Why would we need any ISharedAllocator then? If we're to force 
users to rely on *documentation* whether or not they can cast 
allocated memory to shared, there is no point in static checks, 
they'll only get in the way of user's attempts to try and stitch 
together the pieces. They're on their own anyway at that point.

>> If we are to devise types with allocators as members instead 
>> of type
>> arguments, we need the additional information. Better to catch 
>> invalid
>> assignment at compile time than to chase down how a stack 
>> allocator from
>> one thread ended up in another.
>
> A pass through the root allocators (Mallocator, GCAllocator 
> etc) figuring out what attributes could be meaningfully 
> attached would be welcome. The rest would rely on inference.

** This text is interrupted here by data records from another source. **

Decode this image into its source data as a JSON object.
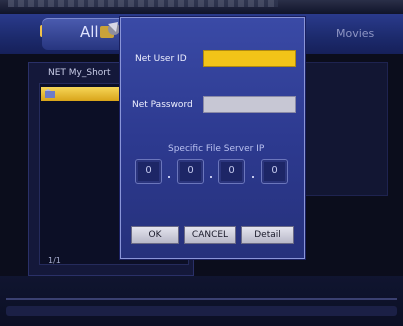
{
  "tabs": {
    "all_label": "All",
    "movies_label": "Movies"
  },
  "browser": {
    "path_label": "NET   My_Short",
    "page_count": "1/1"
  },
  "dialog": {
    "user_id_label": "Net User ID",
    "user_id_value": "",
    "password_label": "Net Password",
    "password_value": "",
    "ip_title": "Specific File Server IP",
    "ip_octets": [
      "0",
      "0",
      "0",
      "0"
    ],
    "buttons": {
      "ok": "OK",
      "cancel": "CANCEL",
      "detail": "Detail"
    }
  },
  "colors": {
    "accent_yellow": "#f2c418",
    "dialog_blue": "#2d3a90"
  }
}
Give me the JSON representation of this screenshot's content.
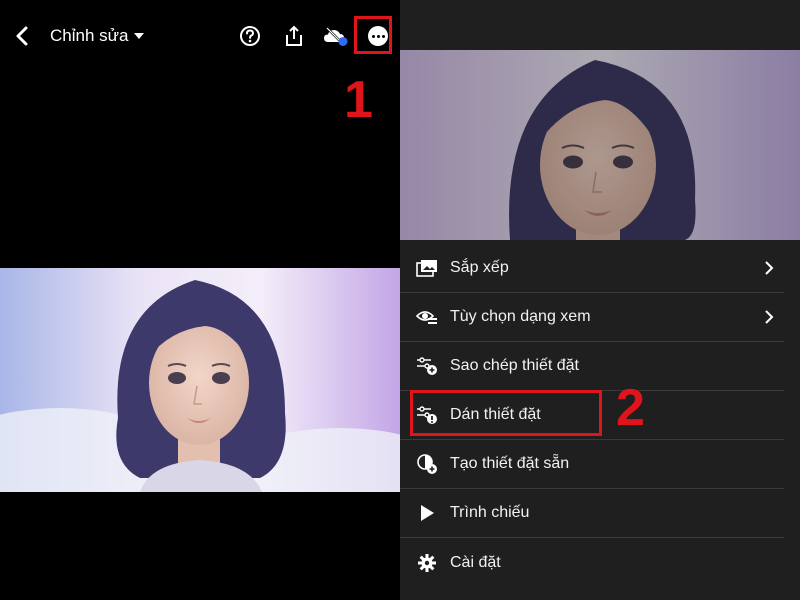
{
  "header": {
    "title": "Chỉnh sửa"
  },
  "icons": {
    "back": "chevron-left-icon",
    "title_dropdown": "caret-down-icon",
    "help": "help-circle-icon",
    "share": "share-icon",
    "cloud": "cloud-off-icon",
    "more": "more-icon"
  },
  "annotations": {
    "step1": "1",
    "step2": "2",
    "highlight_color": "#e0141b"
  },
  "menu": {
    "items": [
      {
        "label": "Sắp xếp",
        "icon": "sort-icon",
        "has_submenu": true
      },
      {
        "label": "Tùy chọn dạng xem",
        "icon": "view-options-icon",
        "has_submenu": true
      },
      {
        "label": "Sao chép thiết đặt",
        "icon": "copy-settings-icon",
        "has_submenu": false
      },
      {
        "label": "Dán thiết đặt",
        "icon": "paste-settings-icon",
        "has_submenu": false
      },
      {
        "label": "Tạo thiết đặt sẵn",
        "icon": "create-preset-icon",
        "has_submenu": false
      },
      {
        "label": "Trình chiếu",
        "icon": "play-icon",
        "has_submenu": false
      },
      {
        "label": "Cài đặt",
        "icon": "gear-icon",
        "has_submenu": false
      }
    ]
  },
  "colors": {
    "background": "#000000",
    "menu_background": "#1f1f1f",
    "cloud_badge": "#2f6cf6"
  }
}
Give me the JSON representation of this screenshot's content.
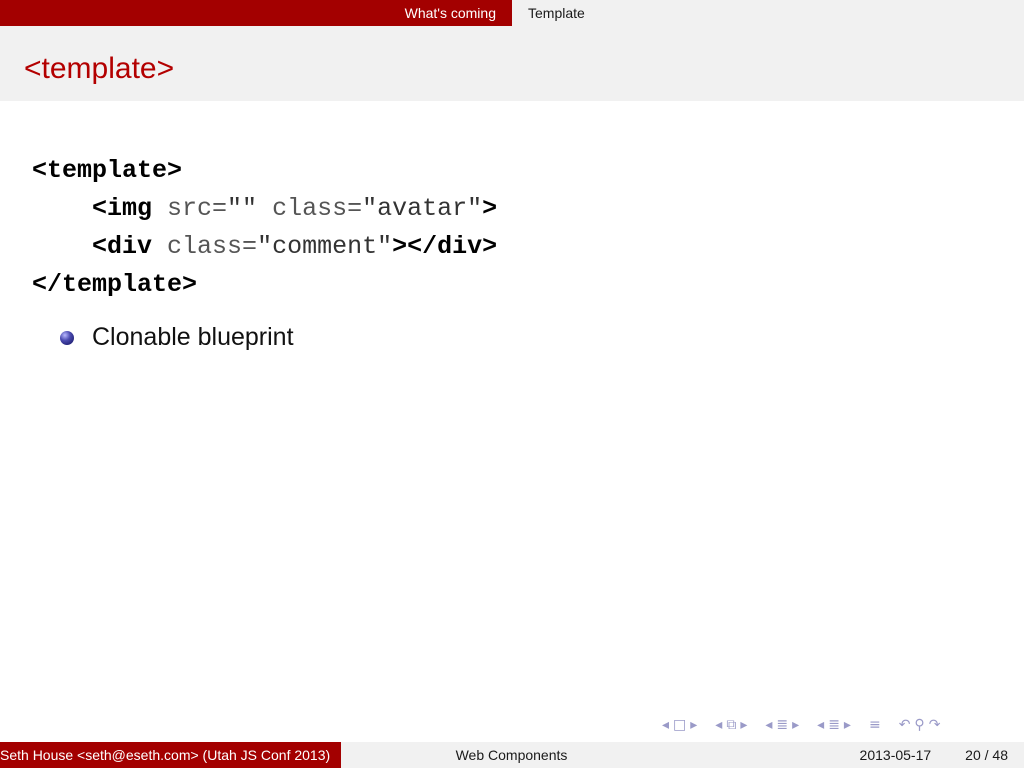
{
  "nav": {
    "sections": [
      "What's coming",
      "Template"
    ]
  },
  "slide": {
    "title": "<template>",
    "code": {
      "line1": "<template>",
      "line2_tag": "<img",
      "line2_attr1": " src=",
      "line2_val1": "\"\"",
      "line2_attr2": " class=",
      "line2_val2": "\"avatar\"",
      "line2_close": ">",
      "line3_tag": "<div",
      "line3_attr": " class=",
      "line3_val": "\"comment\"",
      "line3_close": "></div>",
      "line4": "</template>"
    },
    "bullets": [
      "Clonable blueprint"
    ]
  },
  "footer": {
    "author": "Seth House <seth@eseth.com>  (Utah JS Conf 2013)",
    "talk": "Web Components",
    "date": "2013-05-17",
    "page": "20 / 48"
  },
  "icons": {
    "nav_symbols": [
      "arrow-left-icon",
      "frame-icon",
      "arrow-right-icon",
      "subsection-icon",
      "section-icon",
      "outline-icon",
      "undo-icon",
      "search-icon"
    ]
  }
}
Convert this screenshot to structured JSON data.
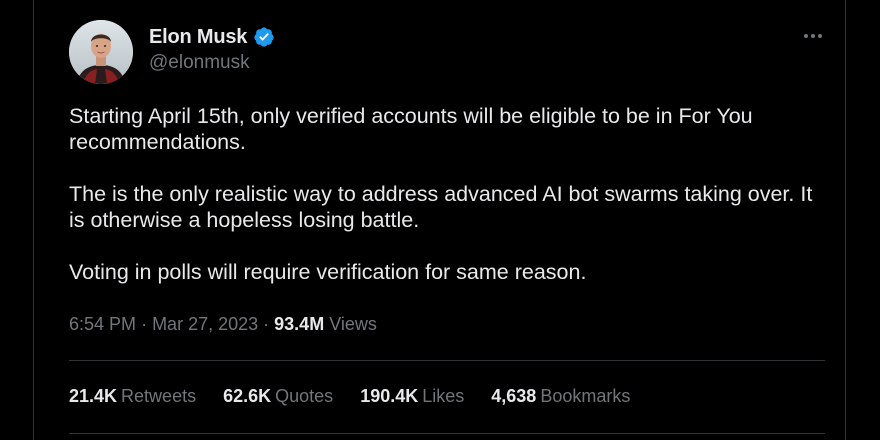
{
  "author": {
    "name": "Elon Musk",
    "handle": "@elonmusk",
    "verified": true,
    "avatar_icon": "profile-photo"
  },
  "tweet": {
    "paragraphs": [
      "Starting April 15th, only verified accounts will be eligible to be in For You recommendations.",
      "The is the only realistic way to address advanced AI bot swarms taking over. It is otherwise a hopeless losing battle.",
      "Voting in polls will require verification for same reason."
    ],
    "time": "6:54 PM",
    "date": "Mar 27, 2023",
    "views_count": "93.4M",
    "views_label": "Views"
  },
  "stats": {
    "retweets_count": "21.4K",
    "retweets_label": "Retweets",
    "quotes_count": "62.6K",
    "quotes_label": "Quotes",
    "likes_count": "190.4K",
    "likes_label": "Likes",
    "bookmarks_count": "4,638",
    "bookmarks_label": "Bookmarks"
  },
  "colors": {
    "background": "#000000",
    "text_primary": "#e7e9ea",
    "text_secondary": "#71767b",
    "border": "#2f3336",
    "verified_blue": "#1d9bf0"
  },
  "icons": {
    "verified": "verified-badge-icon",
    "more": "more-horizontal-icon"
  }
}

If we're type-erasing allocators, we have to have the ability to 
statically specify what traits we're interested in (i.e. *don't* 
want to erase). Otherwise, inference will not be of any help.
Consider an example, inspired by the discussion of Atila's 
automem library:

import std.experimental.allocator;
import std.algorithm.mutation : move;

// Allocator is not a type parameter
struct SmartPtr(T)
{
     // we can infer all we need form A...
     this(A, Args...)(A alloc, auto ref Args args)
     if (isAllocatorImpl!A)
     {
         // ...but we immediately throw the inference away:
         allocator_ = alloc;
         block_ = cast(Block[])allocator_.allocate(Block.sizeof);
         // SmartPtr logic snipped...
     }

     ~this()
     {
         // ...SmartPtr logic snipped
         allocator_.deallocate(block_);
     }

private:
     struct Block
     {
         size_t refCount;
         void[T.sizeof] payload;
     }

     Block[] block_;
     IAllocator allocator_;
}

struct Data {
     ~this() @nogc { /*...*/ }
     // the rest of implementation is @nogc as well
}

struct MyType
{
     // won't compile: IAllocator's methods aren't @nogc,
     // so SmartPtr's dtor isn't either
     this(SmartPtr!Data data) @nogc
     {
         data_ = move(data);
     }

private:
     SmartPtr!Data data_;
}

Obviously, IAllocator is not the tool for the job here. This 
calls for something like this:

enum AllocTraits
{
     none  = 0x00,
     nogc  = 0x01,
     share = 0x02
}

alias AllocatorInterface(AllocTraits) = // ???

struct SmartPtr(T, AllocTraits traits = AllocTraits.none)
{
     this(A, Args...)(A alloc, auto ref Args args)
     {
         // this should not compile if A isn't compatible
         // with `traits`:
         allocator_ = alloc;
         block_ = allocator_.allocate(T.sizeof);
         // SmartPtr logic snipped...
     }

     ~this()
     {
         // ...SmartPtr logic snipped
         allocator_.deallocate(block_);
     }

private:
     void[] block_;
     AllocatorInterface!AllocTraits allocator_;
}

alias DataPtr = SmartPtr!(Data, AllocTraits.nogc);

struct MyType
{
     this(DataPtr data) @nogc
     {
         data_ = move(data);
     }

private:
     DataPtr data_;
}

That *would* be able to rely on inference. Question is, what is 
AllocatorInterface? Should we push such type erasure to the users?